It's been my intention to keep this blog light and kind of funny. This way if potential employer types look at it, they don't know what a cranky slag I can be sometimes. But last week. . . maintaining my shiny happy veneer last week was a little difficult. Okay, impossible. So I started a list of just some of the things that are pissing me off, in the hopes that getting them off my chest would put me in a better mood for this week.
- The lady at the eyebrow threading place. Look, I am aware that I have a little bit of hair on my upper lip. I knew it before you told me the first time you could "fix it" for me. You'd think refusing once would be enough, but you had to do the hard-sell five more times during my brief visit. Sorry, bitch, my rule is one painful hair-removal process at a time. Just call me Frito Bandito and go fuck yourself.
- I have been in a tizzy about Rep. John Adams of the not-so-great state of Ohio's bill that would require a woman get PERMISSION from her impregnator before she would be "allowed" to get an abortion. I just fired off a note to Mr. Adams wondering what would happen if the sperm donor wanted the pregnant lady to get an abortion she didn't want. I mean, wouldn't that be the logical flipside? I told him I didn't think it was right to force poor pregnant ladies to get abortions.
- Speaking of people who suck, Gowanus Lounge tipped me off to the case of this elderly woman who's getting the boot from her Williamsburg apartment by her greedy landlord. Her crime—being neither young nor rich. True to form, some asswipe commenter suggested she should've bought an apartment back when NYC was cheap. Check out United Neighbors Organization for more info.
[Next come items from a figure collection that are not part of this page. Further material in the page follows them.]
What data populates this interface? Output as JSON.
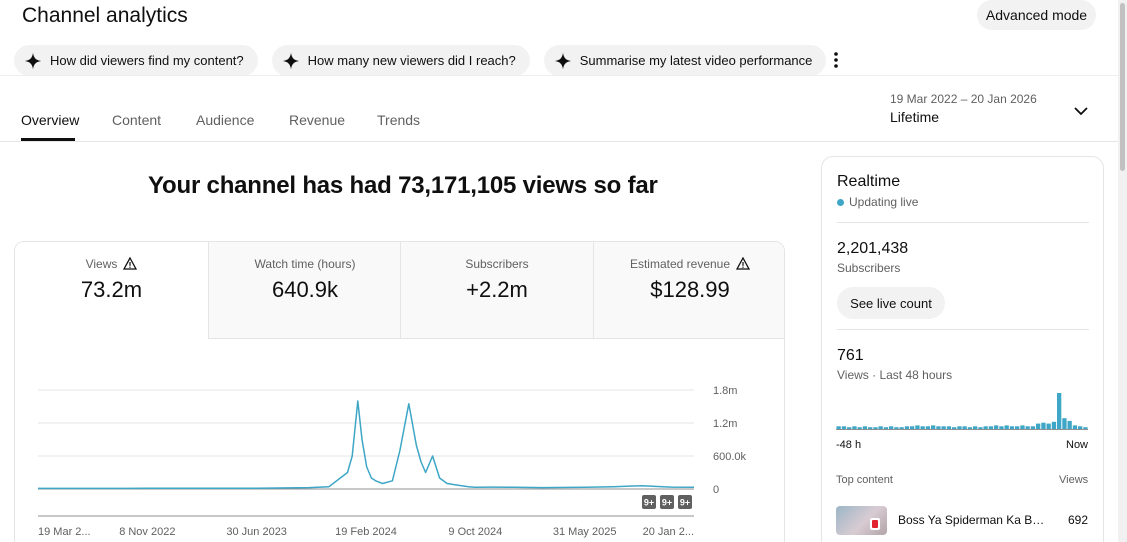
{
  "header": {
    "title": "Channel analytics",
    "advanced_mode": "Advanced mode"
  },
  "chips": [
    {
      "label": "How did viewers find my content?"
    },
    {
      "label": "How many new viewers did I reach?"
    },
    {
      "label": "Summarise my latest video performance"
    }
  ],
  "tabs": [
    {
      "label": "Overview",
      "active": true
    },
    {
      "label": "Content"
    },
    {
      "label": "Audience"
    },
    {
      "label": "Revenue"
    },
    {
      "label": "Trends"
    }
  ],
  "date": {
    "range": "19 Mar 2022 – 20 Jan 2026",
    "preset": "Lifetime"
  },
  "headline": "Your channel has had 73,171,105 views so far",
  "metrics": [
    {
      "label": "Views",
      "value": "73.2m",
      "warning": true
    },
    {
      "label": "Watch time (hours)",
      "value": "640.9k"
    },
    {
      "label": "Subscribers",
      "value": "+2.2m"
    },
    {
      "label": "Estimated revenue",
      "value": "$128.99",
      "warning": true
    }
  ],
  "chart_data": {
    "type": "line",
    "series_color": "#3ea6c6",
    "y_ticks": [
      "1.8m",
      "1.2m",
      "600.0k",
      "0"
    ],
    "ylim": [
      0,
      1800000
    ],
    "x_ticks": [
      "19 Mar 2...",
      "8 Nov 2022",
      "30 Jun 2023",
      "19 Feb 2024",
      "9 Oct 2024",
      "31 May 2025",
      "20 Jan 2..."
    ],
    "x": [
      "2022-03-19",
      "2022-11-08",
      "2023-06-30",
      "2023-10-20",
      "2023-12-01",
      "2024-01-10",
      "2024-01-20",
      "2024-02-01",
      "2024-02-10",
      "2024-02-20",
      "2024-03-01",
      "2024-03-10",
      "2024-03-25",
      "2024-04-15",
      "2024-05-01",
      "2024-05-20",
      "2024-06-05",
      "2024-06-15",
      "2024-06-25",
      "2024-07-10",
      "2024-07-25",
      "2024-08-10",
      "2024-08-25",
      "2024-09-10",
      "2024-09-25",
      "2024-10-09",
      "2024-11-15",
      "2025-01-01",
      "2025-03-01",
      "2025-05-31",
      "2025-08-01",
      "2025-10-01",
      "2025-12-01",
      "2026-01-20"
    ],
    "y": [
      10000,
      12000,
      15000,
      25000,
      40000,
      300000,
      600000,
      1600000,
      900000,
      400000,
      200000,
      150000,
      100000,
      150000,
      700000,
      1550000,
      800000,
      500000,
      300000,
      600000,
      200000,
      100000,
      80000,
      60000,
      40000,
      30000,
      35000,
      30000,
      25000,
      30000,
      40000,
      60000,
      35000,
      30000
    ],
    "annotations": [
      "9+",
      "9+",
      "9+"
    ]
  },
  "realtime": {
    "title": "Realtime",
    "status": "Updating live",
    "subscribers_value": "2,201,438",
    "subscribers_label": "Subscribers",
    "live_button": "See live count",
    "views_value": "761",
    "views_label": "Views · Last 48 hours",
    "mini_start": "-48 h",
    "mini_end": "Now",
    "hourly_views": [
      3,
      3,
      2,
      3,
      2,
      3,
      2,
      2,
      3,
      2,
      3,
      2,
      2,
      3,
      3,
      4,
      3,
      3,
      4,
      3,
      3,
      3,
      2,
      3,
      3,
      2,
      3,
      2,
      3,
      3,
      4,
      3,
      4,
      3,
      3,
      4,
      3,
      3,
      6,
      7,
      6,
      8,
      40,
      12,
      9,
      4,
      3,
      2
    ],
    "top_content_label": "Top content",
    "views_col_label": "Views",
    "top_items": [
      {
        "title": "Boss Ya Spiderman Ka Bha...",
        "views": "692"
      }
    ]
  }
}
See what I mean? How can you be in a good mood when people are telling you you've got a mustache, one-night stands have veto power over the uterus they sperminated, and little old ladies are being evicted from their apartments?
If it makes you feel better during my Brazilian wax the lady asked me no less than three times if she could help me out with this eyebrows. She wasn't even in the same region!
Posted by: Shiny | August 06, 2007 at 04:24 PM
Oh, Judes -- keep that big bushy mustache and you won't have to worry about anyone impregnating you!
Posted by: Jules | August 06, 2007 at 05:49 PM
judy we should go out to eat my treat -- and fancy too. i work on 55 & park where do you work? may be can get elin to come. that would be weird. and speaking of weird, i see roberta bayley like daily. after what 20 years she still scares the shit out of me.
call me: 646 415-4034 on the iphone (so shoot me)
Posted by: dubarry | August 08, 2007 at 12:19 AM
Yes, they are super pushy about the upper lip! I almost cry every time I get my eyebrows threaded, so I would bawl if my upper lip was done.
Posted by: Niche | August 08, 2007 at 10:38 AM
That is so funny.. what a bitch. Good for you for ignoring her.